Une performance éminemment physique de Lynch-White. Photo : Yanick Macdonald (Espace Go).

« On voulait offrir à Debbie un espace avec lequel elle peut interagir, dans lequel elle peut se battre et s’abandonner. C’était important qu’il y ait une interaction avec le monde, que le combat qu’elle traverse devienne physique. Il y a un grand flot de paroles dans la pièce et il était important que le corps soit impliqué », souligne Édith Patenaude en entretien.

Sur scène, l’actrice hurle, elle enrage, elle se jette au sol, elle convulse et se morfond. « Elle est prise dans le vortex de sa pensée, elle se débat pour la faire avancer », lance Édith Patenaude en rappelant qu’il est important « que chaque personne y trouve sa propre compréhension ».

Son monologue, fort et cru, met en lumière les horreurs du monde que sont la violence, la guerre, les meurtres, la torture, tout en soulignant les limites de l’aide humanitaire face à de telles atrocités. À travers ses souvenirs, le personnage de Marie tisse une toile de fond sur laquelle prend place un questionnement lancinant : comment aider les gens? 

Rarement les complexités de l’aide humanitaire ont aussi bien été saisies.

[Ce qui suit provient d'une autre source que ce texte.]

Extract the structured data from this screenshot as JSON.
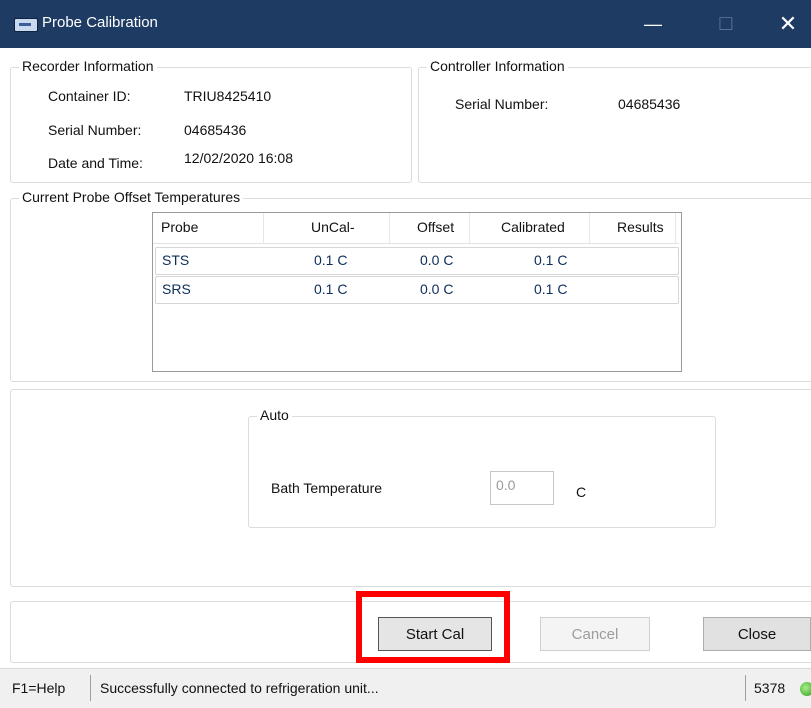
{
  "window": {
    "title": "Probe Calibration",
    "min_glyph": "—",
    "max_glyph": "☐",
    "close_glyph": "✕"
  },
  "recorder": {
    "group_title": "Recorder Information",
    "container_id_label": "Container ID:",
    "container_id": "TRIU8425410",
    "serial_label": "Serial Number:",
    "serial": "04685436",
    "datetime_label": "Date and Time:",
    "datetime": "12/02/2020 16:08"
  },
  "controller": {
    "group_title": "Controller Information",
    "serial_label": "Serial Number:",
    "serial": "04685436"
  },
  "offsets": {
    "group_title": "Current Probe Offset Temperatures",
    "columns": [
      "Probe",
      "UnCal-",
      "Offset",
      "Calibrated",
      "Results"
    ],
    "rows": [
      {
        "probe": "STS",
        "uncal": "0.1 C",
        "offset": "0.0 C",
        "calibrated": "0.1 C",
        "results": ""
      },
      {
        "probe": "SRS",
        "uncal": "0.1 C",
        "offset": "0.0 C",
        "calibrated": "0.1 C",
        "results": ""
      }
    ]
  },
  "auto": {
    "group_title": "Auto",
    "bath_label": "Bath Temperature",
    "bath_value": "0.0",
    "unit": "C"
  },
  "buttons": {
    "start": "Start Cal",
    "cancel": "Cancel",
    "close": "Close"
  },
  "status": {
    "help": "F1=Help",
    "message": "Successfully connected to refrigeration unit...",
    "code": "5378"
  },
  "colors": {
    "titlebar": "#1d3b63",
    "highlight": "#ff0000",
    "status_ok": "#2b9a1a"
  }
}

Regard intime sur l’humanitaire

Tremblements est une histoire inspirée de faits réels. Pour écrire sa pièce, le dramaturge torontois Christopher Morris s’est basé sur le vécu d’une infirmière de Montréal, Liza Courtois, en la suivant sur six ans, avant, pendant et après sa première mission pour MSF.

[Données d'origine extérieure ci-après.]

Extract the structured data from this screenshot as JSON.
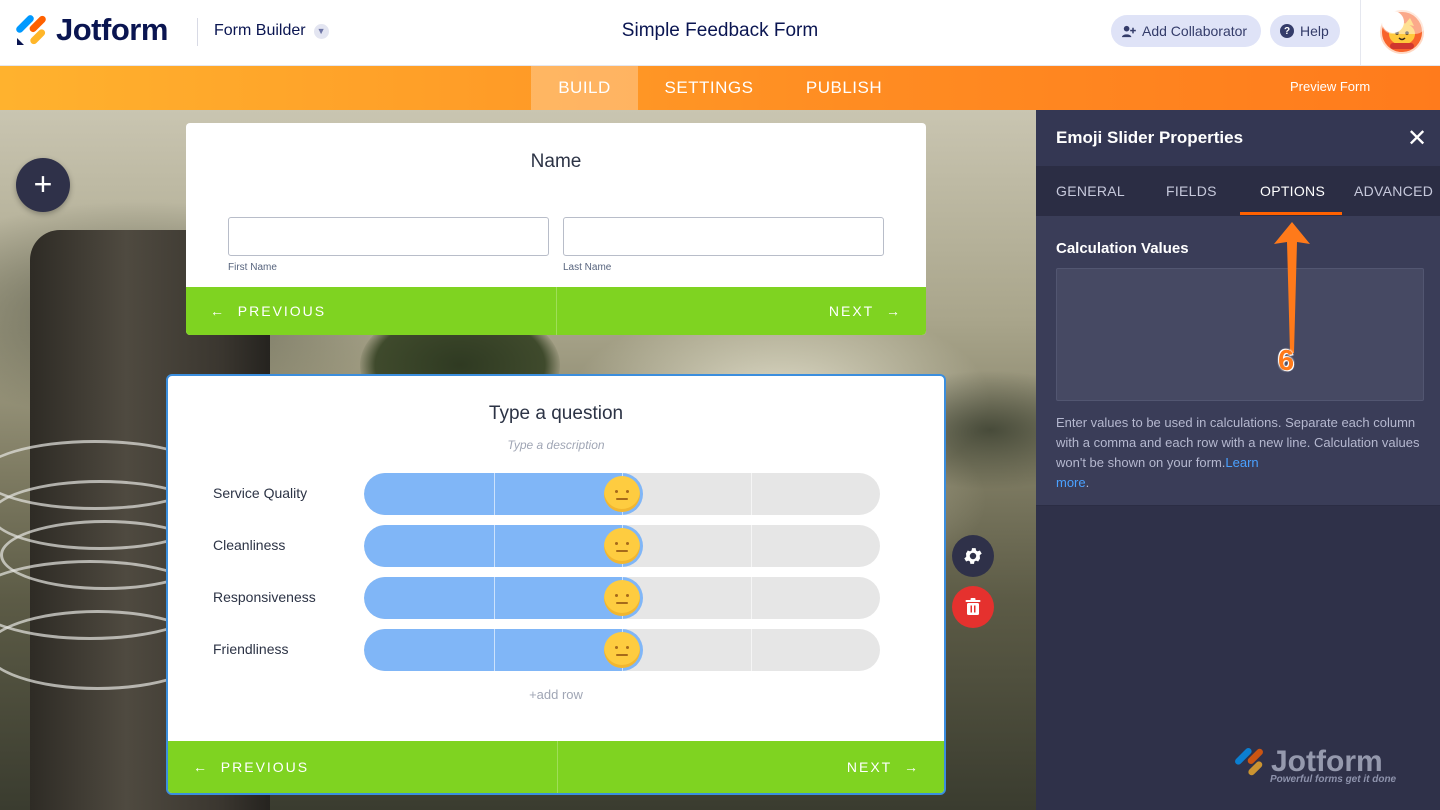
{
  "header": {
    "logo_text": "Jotform",
    "builder_label": "Form Builder",
    "form_title": "Simple Feedback Form",
    "add_collaborator": "Add Collaborator",
    "help": "Help"
  },
  "nav": {
    "tabs": [
      "BUILD",
      "SETTINGS",
      "PUBLISH"
    ],
    "active_tab": "BUILD",
    "preview_label": "Preview Form",
    "preview_on": false
  },
  "name_card": {
    "title": "Name",
    "first_label": "First Name",
    "last_label": "Last Name",
    "first_value": "",
    "last_value": "",
    "prev": "PREVIOUS",
    "next": "NEXT"
  },
  "question_card": {
    "title": "Type a question",
    "description_placeholder": "Type a description",
    "rows": [
      {
        "label": "Service Quality",
        "level": 0.5
      },
      {
        "label": "Cleanliness",
        "level": 0.5
      },
      {
        "label": "Responsiveness",
        "level": 0.5
      },
      {
        "label": "Friendliness",
        "level": 0.5
      }
    ],
    "add_row": "+add row",
    "prev": "PREVIOUS",
    "next": "NEXT"
  },
  "panel": {
    "title": "Emoji Slider Properties",
    "tabs": [
      "GENERAL",
      "FIELDS",
      "OPTIONS",
      "ADVANCED"
    ],
    "active_tab": "OPTIONS",
    "calc_label": "Calculation Values",
    "calc_value": "",
    "help_text": "Enter values to be used in calculations. Separate each column with a comma and each row with a new line. Calculation values won't be shown on your form.",
    "help_link_1": "Learn",
    "help_link_2": "more",
    "help_period": "."
  },
  "annotation": {
    "step": "6",
    "color": "#ff7a1a"
  },
  "watermark": {
    "text": "Jotform",
    "tagline": "Powerful forms get it done"
  },
  "colors": {
    "brand_orange": "#ff8c22",
    "green": "#7fd321",
    "slider_fill": "#80b6f7",
    "panel_bg": "#2f3149",
    "selected_border": "#3b8ede"
  },
  "icons": {
    "add": "plus-icon",
    "gear": "gear-icon",
    "trash": "trash-icon",
    "close": "close-icon",
    "help": "question-icon",
    "collaborator": "user-plus-icon"
  }
}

Témoin de souffrances inimaginables, mais également d’incohérence entre sa volonté d’aider les autres et les retombées concrètes de ses actions, le personnage de Marie, à travers ses souvenirs, est torturé par ses propres contradictions. Elle se sent inutile.

Marie est rongée par les remords, la colère et les traumatismes. Photo : Yanick Macdonald (Espace Go).

Marie se remémore ses expériences passées, comme lorsqu’une femme lui demande de l’aider à avorter alors que la pratique est interdite en Centreafrique et que MSF la renvoie pour l’avoir fait.

Un choix que la protagoniste critique, mais comprend au plus profond d’elle-même. MSF aurait pu être expulsé du territoire pour une telle action et ce sont des milliers de personnes qui auraient été privées de soin. Mais alors que devait-elle faire, laisser cette femme aller au marché noir et mourir?

Marie, dans son appréhension des événements, est guidée par son éthique, sa conscience et sa morale. Mais toutes ces convictions sont culturellement déterminées et, une fois en Centrafrique, n’ont parfois pas les conséquences positives espérées. Se dresse ainsi progressivement chez la protagoniste le sentiment de faire partie de ce qu’elle nomme les « sauveurs blancs ».

Le personnage de Marie hurle sa rage à elle-même. Photo : Yanick Macdonald (Espace Go).

« Ce n’est pas une critique de l’aide humanitaire, mais c’est un constat que l’aide humanitaire, comme tout système, comme tout organisme, a ses limites et ses failles. La pièce ne donne pas de réponse, elle ne dit pas “voici le diagnostic de l’aide humanitaire”, mais elle fait état de la douleur du monde et du désir d’aider et de tout ce que ce désir d’aider peut porter de contradictoire », remarque Édith Patenaude.

Son discours montre ainsi à la fois les limites de l’aide humanitaire et, en même temps, son indispensable nécessité.

Marie repense au jour où ses supérieurs lui ont annoncé la fin de la mission Aquarius. Elle enrage en repensant à toutes ces personnes qui sans le bateau, sans MSF, sans elle, disparaîtront en mer. « Vous allez laisser tous ces gens mourir? », se hurle-t-elle à elle-même avant de se jeter au sol, prise d’une crise de panique.